2. Walks your project (skipping `node_modules`, `dist`, `.git`, etc.) and builds
   a corpus of every `.js/.ts/.jsx/.tsx/.vue/.svelte/.json/.yaml/...` and dotfile
   config — but **never** `package.json` or a lockfile, since those list every
   dependency by name and would mask everything.
3. For each dependency, checks whether its name (with import-aware word
   boundaries, so `lodash` ≠ `lodash-es`) appears anywhere in that corpus, in the
   npm `scripts`, or as one of its installed `node_modules` bin names.
4. Reports the ones that appear nowhere.

## In CI

`depsnap` exits non-zero when it finds unused dependencies, so it can keep cruft
from creeping back in:

```yaml
- run: npx depsnap --dev
```

| Exit code | Meaning |
|-----------|---------|
| `0` | no unused dependencies |
| `1` | unused dependencies found |
| `2` | error (no package.json, bad arguments) |

## Options

```
--dev               also check devDependencies (default: dependencies only)
--include-types     also check @types/* packages (default: skipped)
--format text|json  output format (default: text)
-v, --version
-h, --help
```

## Scope

Single-package projects.

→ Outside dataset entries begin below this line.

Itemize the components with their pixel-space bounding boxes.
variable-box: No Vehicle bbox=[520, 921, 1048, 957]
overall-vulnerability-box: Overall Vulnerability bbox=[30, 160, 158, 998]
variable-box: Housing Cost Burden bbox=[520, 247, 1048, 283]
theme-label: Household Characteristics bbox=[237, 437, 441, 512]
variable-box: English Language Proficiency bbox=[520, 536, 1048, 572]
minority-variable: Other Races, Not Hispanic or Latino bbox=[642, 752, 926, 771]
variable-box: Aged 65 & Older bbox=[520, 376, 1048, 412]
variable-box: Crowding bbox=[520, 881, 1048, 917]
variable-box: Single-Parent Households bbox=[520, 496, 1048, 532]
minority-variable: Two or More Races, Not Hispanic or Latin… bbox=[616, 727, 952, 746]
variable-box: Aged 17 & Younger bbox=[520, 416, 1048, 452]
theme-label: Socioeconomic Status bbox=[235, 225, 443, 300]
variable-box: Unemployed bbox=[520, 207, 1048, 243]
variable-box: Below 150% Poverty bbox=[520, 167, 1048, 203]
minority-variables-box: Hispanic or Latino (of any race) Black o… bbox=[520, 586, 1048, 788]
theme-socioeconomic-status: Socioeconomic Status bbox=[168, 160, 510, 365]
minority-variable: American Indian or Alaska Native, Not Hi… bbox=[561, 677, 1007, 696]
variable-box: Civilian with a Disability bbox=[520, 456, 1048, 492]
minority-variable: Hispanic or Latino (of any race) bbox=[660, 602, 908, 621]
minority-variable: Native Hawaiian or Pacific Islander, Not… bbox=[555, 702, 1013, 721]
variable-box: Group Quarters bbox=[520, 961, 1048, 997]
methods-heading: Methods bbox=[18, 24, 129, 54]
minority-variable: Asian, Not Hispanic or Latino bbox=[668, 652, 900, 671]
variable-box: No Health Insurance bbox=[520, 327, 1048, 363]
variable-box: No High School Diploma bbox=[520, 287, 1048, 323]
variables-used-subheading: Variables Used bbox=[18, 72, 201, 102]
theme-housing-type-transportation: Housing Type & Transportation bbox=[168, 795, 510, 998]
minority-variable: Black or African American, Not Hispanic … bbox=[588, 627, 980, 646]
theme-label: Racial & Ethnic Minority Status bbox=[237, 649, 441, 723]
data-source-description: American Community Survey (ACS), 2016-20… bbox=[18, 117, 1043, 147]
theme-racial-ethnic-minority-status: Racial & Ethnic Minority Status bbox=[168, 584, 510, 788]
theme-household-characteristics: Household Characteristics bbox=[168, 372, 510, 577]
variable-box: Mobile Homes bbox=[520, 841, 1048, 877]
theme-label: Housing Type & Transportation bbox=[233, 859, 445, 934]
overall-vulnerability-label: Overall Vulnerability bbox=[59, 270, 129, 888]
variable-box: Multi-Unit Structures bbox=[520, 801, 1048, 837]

Workspaces/monorepos aren't resolved across packages yet
(run it per-package). It reads `package.json` `dependencies`/`devDependencies`;
`peerDependencies` and `optionalDependencies` are intentionally left alone.

## Also available for Node

```bash
npx depsnap
```

Same checks, same flags, same exit codes — [depsnap on npm](https://github.com/jjdoor/depsnap).

> Note: depsnap reads `package.json` and your source, so it works on any JS/TS
> project regardless of which language you install it from.